Other Websites for Learning Thai

Last Update: October 2017

Table of Contents

Introduction

On this page you will find a list of other websites that also help you learn Thai.

If you have or know another website that would be good for this page, please let me know.

thai-language.com

Started by Glenn Slayden in the late 90s, the still-advertising-free thai-language.com hosts a stunning array of helpful pages:

TLC allows you to choose your preferred pronunciation guide for Thai words, just like we do.

Women Learning Thai (and some men too)

Interesting blog by Catherine Wentworth with links to cheat sheets, anthems and poems decoded, interviews with successful Thai learners, cultural blog entries, and a good summary of other Thai-language sites and resources.

Most interestingly, includes the best resource list:

The mother of all lists of free Thai learning resources

And for more advanced learners:

Thai-Thai & Thai-English Study Resources
Unlike me, Catherine does a very good job of keeping her list up to date and chasing down bad/moved links.

thai-notes.com

thai-notes.com is a fairly new site with some cool technology for learning Thai:

thaivisa.com Expat Forums

There's a pretty good Thai Language Forum on the venerable thaivisa.com expat forum, including some long, helpful pinned threads at the top with learning resources. Be warned though that the thaivisa forums are full of bitter old trolls (less so for the language forum, fortunately).

LEXiTRON Software Dictionary

More than a decade ago, the helpful Thai folks at NECTEC developed, and released into the public domain, a 53,000-word English-Thai dictionary and a 35,000-word Thai-English dictionary called LEXiTRON.

You can access the dictionary online at the LEXiTRON website, but if you're going to be looking up more than a few words, it's a whole lot quicker and more pleasant to download the free, Java-based app for Windows Desktop/Laptop computers that LEXiTRON offers, which you can do by choosing "English" on their site, creating an account using the menu at the left, then going to their Download page.

An even easier option is to use one of the many free or almost-free dictionary apps available for iOS and Android. Almost all of the Thai dictionary apps all use the LEXiTRON data, because it is free. The apps are legally required to disclose that their data comes from LEXiTRON, but many don't, which is quite dishonest. But you can usually recognize the LEXiTRON data quickly...

The issue with LEXiTRON is that while it is free and has about 80,000 English-to-Thai entries, it was created by Thai natives for Thai natives. There is enough English that English-natives can also make use of the dictionary, but there is no pronunication guide for us English natives, and you will often find very blatant errors that relate to the designers' non-native understanding of English.

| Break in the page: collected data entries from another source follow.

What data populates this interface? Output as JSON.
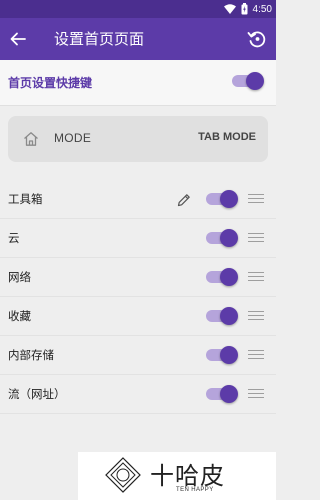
{
  "status_bar": {
    "time": "4:50"
  },
  "app_bar": {
    "title": "设置首页页面"
  },
  "master": {
    "label": "首页设置快捷键",
    "enabled": true
  },
  "mode_card": {
    "label": "MODE",
    "value": "TAB MODE"
  },
  "items": [
    {
      "label": "工具箱",
      "enabled": true,
      "editable": true
    },
    {
      "label": "云",
      "enabled": true,
      "editable": false
    },
    {
      "label": "网络",
      "enabled": true,
      "editable": false
    },
    {
      "label": "收藏",
      "enabled": true,
      "editable": false
    },
    {
      "label": "内部存储",
      "enabled": true,
      "editable": false
    },
    {
      "label": "流（网址）",
      "enabled": true,
      "editable": false
    }
  ],
  "watermark": {
    "title": "十哈皮",
    "subtitle": "TEN HAPPY"
  },
  "colors": {
    "primary": "#5c3ba8",
    "status_bar": "#4b2e8f",
    "toggle_track": "#b5a4db",
    "background": "#eeeeee"
  }
}
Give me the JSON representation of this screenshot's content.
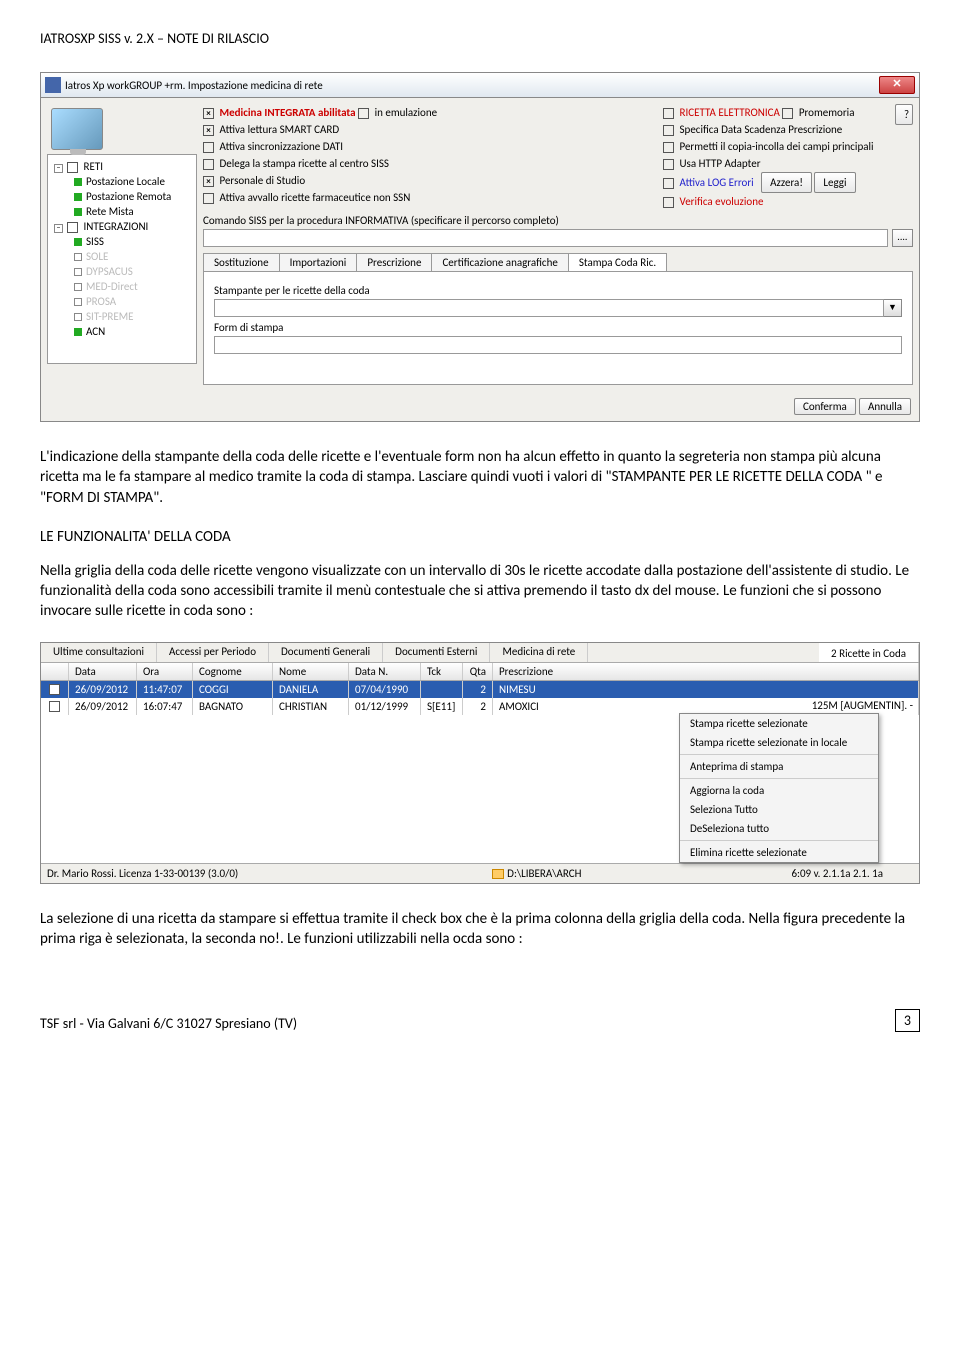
{
  "header": "IATROSXP SISS v. 2.X – NOTE DI RILASCIO",
  "dialog": {
    "title": "Iatros Xp workGROUP +rm. Impostazione medicina di rete",
    "tree": {
      "reti": "RETI",
      "items_reti": [
        "Postazione Locale",
        "Postazione Remota",
        "Rete Mista"
      ],
      "integrazioni": "INTEGRAZIONI",
      "items_int": [
        {
          "label": "SISS",
          "en": true
        },
        {
          "label": "SOLE",
          "en": false
        },
        {
          "label": "DYPSACUS",
          "en": false
        },
        {
          "label": "MED-Direct",
          "en": false
        },
        {
          "label": "PROSA",
          "en": false
        },
        {
          "label": "SIT-PREME",
          "en": false
        },
        {
          "label": "ACN",
          "en": true
        }
      ]
    },
    "mid": {
      "m0": "Medicina INTEGRATA abilitata",
      "m0b": "in emulazione",
      "m1": "Attiva lettura SMART CARD",
      "m2": "Attiva sincronizzazione DATI",
      "m3": "Delega la stampa ricette al centro SISS",
      "m4": "Personale di Studio",
      "m5": "Attiva avvallo ricette farmaceutice non SSN",
      "cmd": "Comando SISS per la procedura INFORMATIVA (specificare il percorso completo)"
    },
    "right": {
      "r0": "RICETTA ELETTRONICA",
      "r0b": "Promemoria",
      "r1": "Specifica Data Scadenza Prescrizione",
      "r2": "Permetti il copia-incolla dei campi principali",
      "r3": "Usa HTTP Adapter",
      "r4": "Attiva LOG Errori",
      "r5": "Verifica evoluzione",
      "azzera": "Azzera!",
      "leggi": "Leggi"
    },
    "tabs": [
      "Sostituzione",
      "Importazioni",
      "Prescrizione",
      "Certificazione anagrafiche",
      "Stampa Coda Ric."
    ],
    "tab_body": {
      "l1": "Stampante per le ricette della coda",
      "l2": "Form di stampa"
    },
    "conferma": "Conferma",
    "annulla": "Annulla",
    "dots": "....",
    "help": "?"
  },
  "para1": "L'indicazione della stampante della coda delle ricette e l'eventuale form non ha alcun effetto in quanto la segreteria non stampa più alcuna ricetta ma le fa stampare al medico tramite la coda di stampa. Lasciare quindi vuoti i valori di \"STAMPANTE PER LE RICETTE DELLA CODA \" e \"FORM DI STAMPA\".",
  "heading2": "LE FUNZIONALITA' DELLA CODA",
  "para2": "Nella griglia della coda delle ricette vengono visualizzate con un intervallo di 30s le ricette accodate dalla postazione dell'assistente di studio.  Le funzionalità della coda sono accessibili tramite il menù contestuale che si attiva premendo il tasto dx del mouse. Le funzioni che si possono invocare sulle ricette in coda sono :",
  "grid": {
    "tabs": [
      "Ultime consultazioni",
      "Accessi per Periodo",
      "Documenti Generali",
      "Documenti Esterni",
      "Medicina di rete",
      "2 Ricette in Coda"
    ],
    "cols": [
      "",
      "Data",
      "Ora",
      "Cognome",
      "Nome",
      "Data N.",
      "Tck",
      "Qta",
      "Prescrizione"
    ],
    "rows": [
      {
        "chk": true,
        "data": "26/09/2012",
        "ora": "11:47:07",
        "cog": "COGGI",
        "nome": "DANIELA",
        "datan": "07/04/1990",
        "tck": "",
        "qta": "2",
        "pre": "NIMESU"
      },
      {
        "chk": false,
        "data": "26/09/2012",
        "ora": "16:07:47",
        "cog": "BAGNATO",
        "nome": "CHRISTIAN",
        "datan": "01/12/1999",
        "tck": "S[E11]",
        "qta": "2",
        "pre": "AMOXICI"
      }
    ],
    "pre_tail": "125M [AUGMENTIN]. -",
    "context": [
      "Stampa ricette selezionate",
      "Stampa ricette selezionate in locale",
      "Anteprima di stampa",
      "Aggiorna la coda",
      "Seleziona Tutto",
      "DeSeleziona tutto",
      "Elimina ricette selezionate"
    ],
    "status1": "Dr. Mario Rossi. Licenza 1-33-00139 (3.0/0)",
    "status2": "D:\\LIBERA\\ARCH",
    "status3": "6:09  v. 2.1.1a  2.1. 1a"
  },
  "para3": "La selezione di una ricetta da stampare si effettua tramite il check box che è la prima colonna della griglia della coda. Nella figura precedente la prima riga è selezionata, la seconda no!. Le funzioni utilizzabili nella ocda sono :",
  "footer": "TSF srl  - Via Galvani 6/C 31027 Spresiano (TV)",
  "pagenum": "3"
}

That is why you tend to see the same egregious errors both in mobile apps with built-in Thai dictionaries and also some websites with built-in Thai dictionaries: they are all using the same free dataset to avoid the multiple-person-year effort required to create a new dataset from scratch. LEXiTRON legally requires apps and websites using their dataset to mention LEXiTRON so you may find reference to it somewhere in the app/website.

This is the one thing that sets apart the Talking Thai-English-Thai Dictionary app for iOS, Android, and Windows that I made along with Paiboon Publishing. We designed our dataset from the ground up with the needs of the foreigner learning Thai in mind, and we invested person-years of labor in editing and enhancement.

Royal Institute Dictionary (RID)

The Royal Institute of Thailand publishes the authoritative Thai-Thai dictionary of the Thai language. For decades it has existed in paper form (1436 page, 600 baht, ISBN 974-9588-04-5). Until as late as 2016, the only digital version available (old RID website) was so horribly bug-ridden, with obsolete pre-Unicode technology and whole swathes of words missing and tons of typos (it seems they hired someone to re-type the dictionary!), that it was a shameful departure from the usual top-rate treatment that anything associated with the royal instutution gets in Thailand.

Fortunately, around 2016, with the help of the Thai government agency NECTEC, the RID came into the 20th century with:

Even better, thai-notes.com did an improved web interface to RID 2011 here.

thai2english.com Dictionary

The sleek and functional thai2english.com hosts a friendly online Thai-English-Thai dictionary which, like our website, lets you choose which pronunciation guide system you want to use for Thai words.

The site also has a cool screen where you can paste a paragraph of Thai text and see a phase-by-phrase breakdown of the Thai in the text along with transcription.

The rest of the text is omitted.